Why Failure Analysis Services and PQI are Crucial to Streamlined Workflow

When a small section of an electrical component is damaged, the entire device can fail. This interruption in signal flow can have an exponentially negative effect on workflow, as it can cause an entire assembly of automation to be disabled indefinitely.

Failure analysis services are designed to determine this flaw after the fact, yet there is a preemptive program known as Parts Quality Initiative (PQI) which pinpoints equipment failures and potential defects before installation. This practice can assure a continuous workflow that enables an organization to streamline its operations and consistently meet production goals.

Small Flaws can Equate Big Delays

Circuitry controllers such as time delay relays are used in many applications including military, nuclear, pharmaceutical, aerospace and commercial manufacturing. While these instruments are routinely bench tested before installation, miniscule manufacturing flaws are not always detected.

Minute inconsistencies do not always render a piece of equipment inoperable, and undetected defects can result in a faulty component going to market, being sold and implemented in a manufacturing facility. Moreover, defects and flaws can worsen during the shipping or installation phases, so that soon after being energized, the relay can fail altogether.

Once a system is disabled by a failed relay, considerable time can elapse while management and technical personnel work to locate the point of failure and replace the faulty component.

Diagnosing a Failed Relay

Recently, the engineers in the failure analysis department at Constellation PowerLabs received a faulty time delay relay requiring thorough analysis. Specifically, when energized, it was noted that not all contacts were changing state causing the control circuit to never energize.

The initial examination determined that the component was properly assembled and in good condition. Upon closer inspection, however, a slight discoloration was noted on one corner of the circuit board. This led to the suspicion that a potential heat event may have occurred during manufacturing or service. Initial resistance measurements determined that the time delay coil was in good condition. Yet, when subsequently energized, the relay did not change state, meaning that the normally open contacts did not close, making it impossible for current to flow through their respective circuits.
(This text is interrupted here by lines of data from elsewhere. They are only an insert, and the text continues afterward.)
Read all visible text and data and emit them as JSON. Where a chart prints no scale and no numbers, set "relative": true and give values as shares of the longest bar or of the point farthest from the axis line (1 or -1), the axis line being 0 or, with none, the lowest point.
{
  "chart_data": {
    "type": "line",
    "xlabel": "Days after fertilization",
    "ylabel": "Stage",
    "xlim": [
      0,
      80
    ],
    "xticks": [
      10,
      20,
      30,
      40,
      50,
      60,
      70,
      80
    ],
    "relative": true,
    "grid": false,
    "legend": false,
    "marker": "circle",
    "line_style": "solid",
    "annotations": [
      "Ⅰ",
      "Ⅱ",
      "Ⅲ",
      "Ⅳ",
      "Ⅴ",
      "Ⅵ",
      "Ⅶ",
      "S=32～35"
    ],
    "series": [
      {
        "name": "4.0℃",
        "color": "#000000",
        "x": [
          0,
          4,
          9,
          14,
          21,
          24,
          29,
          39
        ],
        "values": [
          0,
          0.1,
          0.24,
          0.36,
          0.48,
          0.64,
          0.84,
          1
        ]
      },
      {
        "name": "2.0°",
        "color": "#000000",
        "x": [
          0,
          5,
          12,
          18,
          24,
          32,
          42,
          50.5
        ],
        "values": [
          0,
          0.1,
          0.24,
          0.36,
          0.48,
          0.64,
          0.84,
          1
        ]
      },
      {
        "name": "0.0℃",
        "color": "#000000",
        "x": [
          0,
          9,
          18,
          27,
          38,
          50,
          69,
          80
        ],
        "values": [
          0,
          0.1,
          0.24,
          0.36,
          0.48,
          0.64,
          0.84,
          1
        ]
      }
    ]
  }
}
Closer inspection of the resistor revealed surface discoloration near the center point as well as a brittle ceramic coating that cracked easily at one end point. This was the only resistor, or any component within the relay for that matter, which displayed signs of damage. The resistor was removed by a meticulous de-soldering process for closer inspection. This step revealed a lateral crack at the end opposite the chipped ceramic coating.

The resistor was replaced with a comparable part of similar manufacture, which restored function to the entire relay assembly. The relay was energized multiple times and found to have good repeatable timing. This led the analysis team to determine that this connection was the sole defect within the time delay relay.

Hypothetical Analysis of the Findings

Investigative diagnosis determined that the heat event which caused discoloration to the circuit board was responsible for the failed resistor and thus, for the defective relay. It could not be determined, however, if the heat event occurred during the relay’s manufacturing, installation or in-use/service phase.

Constellation PowerLabs failure analysis records show that numerous time delay relays from this specific manufacturer had been previously analyzed. Over a period of 18 years, a total of 12 similar failed components were submitted. In three of these cases, heat damage to the circuit board due to a damaged resistor was found to be the cause of failure. In two other cases, failure was shown to have originated in a similar area of the circuit card where this component failed.

There is some speculation that the resistor in question had a manufacturer defect which caused it to have a lower power dissipation rating than required. The only way to be sure of this, however, would have been to subject the component to PQI testing before installation.

Why Failure Analysis Provides Front-End Assurance

A thorough front-end PQI testing of components is necessary for facilities to better avoid downtime or delays from a failed part. Constellation PowerLabs offers PQI testing which assures that by the time a part is inventoried or installed into a production configuration, it has passed no less than seven (7) thorough and rigorous tests to assure the part is in proper working order. For time delay relays, these include an initial energizing and de-energizing to confirm the relay engages at the manufacturer rated voltage level. Then, there are three (3) subsequent tests at minimum time setting and three (3) more tests at the maximum time setting.

There are short- and long-term, company-wide benefits of PQI testing. This practice can keep operating costs low by reducing unplanned maintenance shutdowns while keeping production on track with market demand.